Dox Thrash, Saturday Night, c. 1944-45, etching. Courtesy of Dolan/Maxwell.
Philadelphia-based artist Dox Thrash (1893–1965) was both a pioneering printmaker and a noted participant in the “New Negro” movement of the 1930s and ’40s. A veteran of World War I as well as the minstrel stage, he trained at the School of the Art Institute of Chicago before making his way to Philadelphia, where he ultimately forged a career as both a painter and a graphic artist.
In 1937, Thrash signed on for employment with the Federal Art Project’s Fine Print Workshop. There, while working with fellow artists Hugh Mesibov and Michael Gallagher, he began to experiment with a new approach to intaglio printmaking, which today is known as the carborundum mezzotint process. With its broad tonal range, the new process was ideally suited to the sensitive portrayals of Black life for which Thrash would become known.

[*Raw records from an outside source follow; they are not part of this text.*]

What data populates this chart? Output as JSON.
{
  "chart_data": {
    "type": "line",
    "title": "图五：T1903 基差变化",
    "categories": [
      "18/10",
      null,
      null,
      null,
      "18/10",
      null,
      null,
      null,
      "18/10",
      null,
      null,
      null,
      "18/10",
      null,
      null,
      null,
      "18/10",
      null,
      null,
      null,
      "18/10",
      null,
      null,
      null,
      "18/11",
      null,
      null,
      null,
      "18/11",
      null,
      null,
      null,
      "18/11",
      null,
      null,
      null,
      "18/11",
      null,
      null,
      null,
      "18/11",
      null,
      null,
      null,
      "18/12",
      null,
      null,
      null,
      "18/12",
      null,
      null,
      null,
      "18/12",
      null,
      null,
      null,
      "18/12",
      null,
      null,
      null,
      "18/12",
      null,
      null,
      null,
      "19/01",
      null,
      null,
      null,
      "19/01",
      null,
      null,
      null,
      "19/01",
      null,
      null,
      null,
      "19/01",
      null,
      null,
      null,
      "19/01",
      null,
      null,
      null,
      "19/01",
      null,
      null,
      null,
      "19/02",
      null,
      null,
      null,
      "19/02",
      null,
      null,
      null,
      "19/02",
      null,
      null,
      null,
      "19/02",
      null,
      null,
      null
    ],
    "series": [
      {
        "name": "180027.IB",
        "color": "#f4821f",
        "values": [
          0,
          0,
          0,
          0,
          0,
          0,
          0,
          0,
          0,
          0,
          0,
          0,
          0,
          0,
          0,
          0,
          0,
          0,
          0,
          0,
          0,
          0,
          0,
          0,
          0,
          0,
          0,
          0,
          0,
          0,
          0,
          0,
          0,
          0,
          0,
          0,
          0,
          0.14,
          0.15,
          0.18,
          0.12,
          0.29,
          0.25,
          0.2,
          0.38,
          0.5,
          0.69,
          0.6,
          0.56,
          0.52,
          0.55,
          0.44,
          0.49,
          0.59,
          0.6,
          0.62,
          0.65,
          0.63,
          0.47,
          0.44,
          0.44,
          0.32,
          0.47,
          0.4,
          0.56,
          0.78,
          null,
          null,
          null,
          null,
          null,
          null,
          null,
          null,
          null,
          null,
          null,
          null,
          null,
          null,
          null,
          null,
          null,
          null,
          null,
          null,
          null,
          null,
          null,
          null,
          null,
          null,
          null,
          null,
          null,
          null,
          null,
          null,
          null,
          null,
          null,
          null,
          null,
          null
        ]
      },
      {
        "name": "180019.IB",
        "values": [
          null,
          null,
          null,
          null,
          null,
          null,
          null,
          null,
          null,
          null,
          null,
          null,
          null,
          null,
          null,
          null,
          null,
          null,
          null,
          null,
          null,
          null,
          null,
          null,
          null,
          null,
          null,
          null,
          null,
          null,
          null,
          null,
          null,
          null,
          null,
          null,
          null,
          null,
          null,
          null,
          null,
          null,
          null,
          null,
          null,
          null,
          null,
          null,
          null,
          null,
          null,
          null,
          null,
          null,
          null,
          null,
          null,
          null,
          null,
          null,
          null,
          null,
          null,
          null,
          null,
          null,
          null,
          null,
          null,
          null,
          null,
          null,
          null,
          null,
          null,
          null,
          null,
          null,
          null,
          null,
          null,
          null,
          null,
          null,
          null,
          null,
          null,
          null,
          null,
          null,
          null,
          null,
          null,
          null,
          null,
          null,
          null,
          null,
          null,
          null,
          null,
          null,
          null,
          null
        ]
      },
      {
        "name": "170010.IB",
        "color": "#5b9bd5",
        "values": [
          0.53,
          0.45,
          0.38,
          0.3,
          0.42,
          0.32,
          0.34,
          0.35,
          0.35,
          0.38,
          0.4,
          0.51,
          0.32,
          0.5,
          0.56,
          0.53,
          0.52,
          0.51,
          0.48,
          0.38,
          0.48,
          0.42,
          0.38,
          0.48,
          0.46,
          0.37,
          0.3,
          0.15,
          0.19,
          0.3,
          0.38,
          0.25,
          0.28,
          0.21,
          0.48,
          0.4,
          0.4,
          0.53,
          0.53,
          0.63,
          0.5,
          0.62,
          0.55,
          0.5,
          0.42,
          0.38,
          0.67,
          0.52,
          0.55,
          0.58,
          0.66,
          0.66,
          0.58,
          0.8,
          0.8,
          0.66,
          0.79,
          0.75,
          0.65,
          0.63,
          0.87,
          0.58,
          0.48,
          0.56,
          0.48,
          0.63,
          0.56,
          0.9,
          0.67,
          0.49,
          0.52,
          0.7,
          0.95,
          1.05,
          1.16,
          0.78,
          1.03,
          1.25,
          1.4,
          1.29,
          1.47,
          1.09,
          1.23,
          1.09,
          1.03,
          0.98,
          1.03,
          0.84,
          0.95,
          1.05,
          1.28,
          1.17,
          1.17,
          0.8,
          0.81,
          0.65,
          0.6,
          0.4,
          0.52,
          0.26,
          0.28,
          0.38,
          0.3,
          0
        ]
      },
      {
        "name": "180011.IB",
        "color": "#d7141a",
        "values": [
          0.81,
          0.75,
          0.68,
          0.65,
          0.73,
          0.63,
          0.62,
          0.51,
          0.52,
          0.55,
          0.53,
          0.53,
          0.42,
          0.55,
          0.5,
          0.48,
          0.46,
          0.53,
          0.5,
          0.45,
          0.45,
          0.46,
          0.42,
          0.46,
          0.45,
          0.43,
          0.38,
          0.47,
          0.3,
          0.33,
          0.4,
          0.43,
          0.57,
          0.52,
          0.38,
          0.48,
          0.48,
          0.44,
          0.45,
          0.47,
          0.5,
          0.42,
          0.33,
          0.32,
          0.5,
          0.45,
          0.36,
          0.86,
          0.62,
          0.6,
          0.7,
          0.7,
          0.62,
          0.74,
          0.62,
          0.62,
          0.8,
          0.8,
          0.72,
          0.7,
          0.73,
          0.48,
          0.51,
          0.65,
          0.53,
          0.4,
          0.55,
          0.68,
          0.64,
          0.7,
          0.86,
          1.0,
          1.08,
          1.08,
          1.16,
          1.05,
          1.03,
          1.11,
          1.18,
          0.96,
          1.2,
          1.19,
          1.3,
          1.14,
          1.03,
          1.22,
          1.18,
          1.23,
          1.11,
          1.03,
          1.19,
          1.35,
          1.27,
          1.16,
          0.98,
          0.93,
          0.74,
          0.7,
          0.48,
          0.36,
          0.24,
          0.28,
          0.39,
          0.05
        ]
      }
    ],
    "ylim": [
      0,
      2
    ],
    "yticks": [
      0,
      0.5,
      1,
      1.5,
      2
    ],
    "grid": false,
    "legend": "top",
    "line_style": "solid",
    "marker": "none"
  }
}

Dox Thrash, Black Life, and the Carborundum Mezzotint brings together numerous examples of the experimental process by Thrash and other colleagues working in the Fine Print Workshop. Also on view are works by Thrash in other print mediums, as well as watercolors and drawings, all of which powerfully document the artist’s intimate, invested engagement with African American culture in the middle decades of the twentieth century.
The exhibition was organized with Dolan/Maxwell.